Basically there are two parts to any library: header files, which have function prototypes; and actual library files, which contain the code and which you must link to. For example, if I use pthreads, then I might include <pthread.h> and start using the functions; but until I actually linked with libpthread.a (as it's called on Linux; Windows might say pthread.lib) I'd have linker errors because the linker wouldn't know where to find the code for pthread_create(), pthread_attr_init(), etc. There's actually another layer of complexity. Some libraries are linked statically, which means the code is included in your executable, and some are linked dynamically: this means the library is loaded at run-time (more efficient if many programs use the same library). On Windows, DLL files are dynamic libraries, and on Linux I can see pthread being loaded by my hello world program compiled with pthreads:
Code:
$ ldd hello
linux-vdso.so.1 => (0x00007fff20fad000)
libc.so.6 => /lib/x86_64-linux-gnu/libc.so.6 (0x00007fb39fe38000)
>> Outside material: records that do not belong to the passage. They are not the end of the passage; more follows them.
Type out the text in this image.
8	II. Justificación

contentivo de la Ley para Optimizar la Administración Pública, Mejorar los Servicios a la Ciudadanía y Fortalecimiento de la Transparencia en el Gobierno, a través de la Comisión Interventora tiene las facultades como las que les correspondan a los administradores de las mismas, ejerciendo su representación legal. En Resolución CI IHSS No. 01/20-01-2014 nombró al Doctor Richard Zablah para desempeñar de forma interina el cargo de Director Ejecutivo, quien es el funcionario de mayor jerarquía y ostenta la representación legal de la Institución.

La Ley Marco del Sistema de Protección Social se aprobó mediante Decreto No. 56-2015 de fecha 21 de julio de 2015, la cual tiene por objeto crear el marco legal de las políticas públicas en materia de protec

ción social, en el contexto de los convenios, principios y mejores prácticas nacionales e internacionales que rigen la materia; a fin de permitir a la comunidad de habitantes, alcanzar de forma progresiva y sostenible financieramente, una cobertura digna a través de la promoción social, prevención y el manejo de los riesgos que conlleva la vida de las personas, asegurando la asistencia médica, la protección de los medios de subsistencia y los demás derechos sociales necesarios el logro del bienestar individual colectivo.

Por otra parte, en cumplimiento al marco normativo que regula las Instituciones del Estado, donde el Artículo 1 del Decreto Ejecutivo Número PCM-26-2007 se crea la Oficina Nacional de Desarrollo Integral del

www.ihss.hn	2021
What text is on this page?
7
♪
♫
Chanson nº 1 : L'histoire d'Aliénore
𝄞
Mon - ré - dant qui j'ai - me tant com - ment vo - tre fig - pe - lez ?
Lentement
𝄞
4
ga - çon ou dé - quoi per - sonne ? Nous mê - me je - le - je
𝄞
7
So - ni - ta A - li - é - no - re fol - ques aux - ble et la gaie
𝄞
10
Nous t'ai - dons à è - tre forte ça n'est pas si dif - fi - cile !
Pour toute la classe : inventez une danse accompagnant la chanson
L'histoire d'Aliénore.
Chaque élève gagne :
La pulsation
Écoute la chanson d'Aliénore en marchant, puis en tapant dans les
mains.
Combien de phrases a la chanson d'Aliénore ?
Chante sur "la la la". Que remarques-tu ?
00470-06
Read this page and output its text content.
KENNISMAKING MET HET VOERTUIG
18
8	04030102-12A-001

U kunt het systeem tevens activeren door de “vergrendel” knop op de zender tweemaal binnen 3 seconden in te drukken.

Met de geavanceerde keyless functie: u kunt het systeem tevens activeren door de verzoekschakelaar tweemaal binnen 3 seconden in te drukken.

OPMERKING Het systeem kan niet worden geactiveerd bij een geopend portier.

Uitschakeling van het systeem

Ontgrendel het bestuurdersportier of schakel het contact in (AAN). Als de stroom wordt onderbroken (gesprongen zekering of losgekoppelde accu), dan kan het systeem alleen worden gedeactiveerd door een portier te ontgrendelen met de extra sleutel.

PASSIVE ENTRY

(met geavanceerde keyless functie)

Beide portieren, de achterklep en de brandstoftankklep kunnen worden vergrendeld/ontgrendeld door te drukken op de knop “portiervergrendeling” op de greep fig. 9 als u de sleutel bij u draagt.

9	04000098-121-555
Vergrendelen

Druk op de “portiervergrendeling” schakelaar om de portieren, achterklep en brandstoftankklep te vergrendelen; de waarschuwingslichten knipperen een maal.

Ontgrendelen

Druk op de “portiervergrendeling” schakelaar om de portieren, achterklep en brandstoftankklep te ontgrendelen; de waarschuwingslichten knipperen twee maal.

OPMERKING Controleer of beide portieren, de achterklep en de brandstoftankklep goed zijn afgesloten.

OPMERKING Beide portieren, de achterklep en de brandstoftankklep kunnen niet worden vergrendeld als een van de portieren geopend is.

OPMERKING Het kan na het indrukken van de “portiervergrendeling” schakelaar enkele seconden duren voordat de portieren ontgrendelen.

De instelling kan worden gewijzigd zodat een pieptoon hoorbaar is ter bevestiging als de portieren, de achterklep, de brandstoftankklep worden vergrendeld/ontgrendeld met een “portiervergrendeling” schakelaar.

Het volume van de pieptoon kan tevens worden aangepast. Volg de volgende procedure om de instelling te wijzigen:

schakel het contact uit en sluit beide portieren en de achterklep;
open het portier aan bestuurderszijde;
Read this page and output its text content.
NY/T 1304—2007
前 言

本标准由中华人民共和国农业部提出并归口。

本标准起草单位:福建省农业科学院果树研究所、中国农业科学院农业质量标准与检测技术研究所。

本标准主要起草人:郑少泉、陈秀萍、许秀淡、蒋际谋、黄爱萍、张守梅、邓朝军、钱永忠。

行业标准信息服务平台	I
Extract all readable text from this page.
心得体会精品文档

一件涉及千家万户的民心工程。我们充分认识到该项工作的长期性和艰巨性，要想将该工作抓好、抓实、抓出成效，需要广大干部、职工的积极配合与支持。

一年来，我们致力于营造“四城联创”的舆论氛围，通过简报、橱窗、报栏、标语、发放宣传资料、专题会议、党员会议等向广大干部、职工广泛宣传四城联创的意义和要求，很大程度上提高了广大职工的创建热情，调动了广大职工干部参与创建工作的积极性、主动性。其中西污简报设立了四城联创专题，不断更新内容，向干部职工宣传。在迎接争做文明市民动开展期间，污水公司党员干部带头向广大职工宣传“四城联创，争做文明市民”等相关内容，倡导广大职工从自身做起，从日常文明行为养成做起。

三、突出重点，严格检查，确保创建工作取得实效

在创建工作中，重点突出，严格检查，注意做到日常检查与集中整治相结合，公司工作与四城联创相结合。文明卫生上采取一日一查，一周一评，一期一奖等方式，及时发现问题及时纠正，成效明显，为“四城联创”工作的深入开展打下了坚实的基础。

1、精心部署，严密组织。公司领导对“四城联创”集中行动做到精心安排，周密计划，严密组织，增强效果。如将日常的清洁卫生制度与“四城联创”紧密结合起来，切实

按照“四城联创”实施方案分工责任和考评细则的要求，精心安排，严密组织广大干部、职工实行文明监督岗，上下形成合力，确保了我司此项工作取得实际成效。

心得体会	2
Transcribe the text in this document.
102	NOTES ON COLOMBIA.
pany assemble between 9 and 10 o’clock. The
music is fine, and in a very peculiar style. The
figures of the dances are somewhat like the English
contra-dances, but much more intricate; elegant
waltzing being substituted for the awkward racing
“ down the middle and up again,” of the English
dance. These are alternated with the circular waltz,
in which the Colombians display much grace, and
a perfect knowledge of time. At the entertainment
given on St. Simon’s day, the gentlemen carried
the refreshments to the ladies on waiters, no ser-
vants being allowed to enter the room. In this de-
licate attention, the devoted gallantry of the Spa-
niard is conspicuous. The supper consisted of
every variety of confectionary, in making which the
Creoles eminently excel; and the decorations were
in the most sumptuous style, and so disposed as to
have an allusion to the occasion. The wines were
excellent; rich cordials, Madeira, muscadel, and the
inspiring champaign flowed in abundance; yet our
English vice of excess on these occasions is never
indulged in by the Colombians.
/lib64/ld-linux-x86-64.so.2 (0x00007fb3a01e1000)
$ ldd hellopthread
linux-vdso.so.1 => (0x00007fff831ff000)
libpthread.so.0 => /lib/x86_64-linux-gnu/libpthread.so.0 (0x00007f207f118000)
libc.so.6 => /lib/x86_64-linux-gnu/libc.so.6 (0x00007f207ed91000)
/lib64/ld-linux-x86-64.so.2 (0x00007f207f356000)
$
DLLs perform the same function on Windows.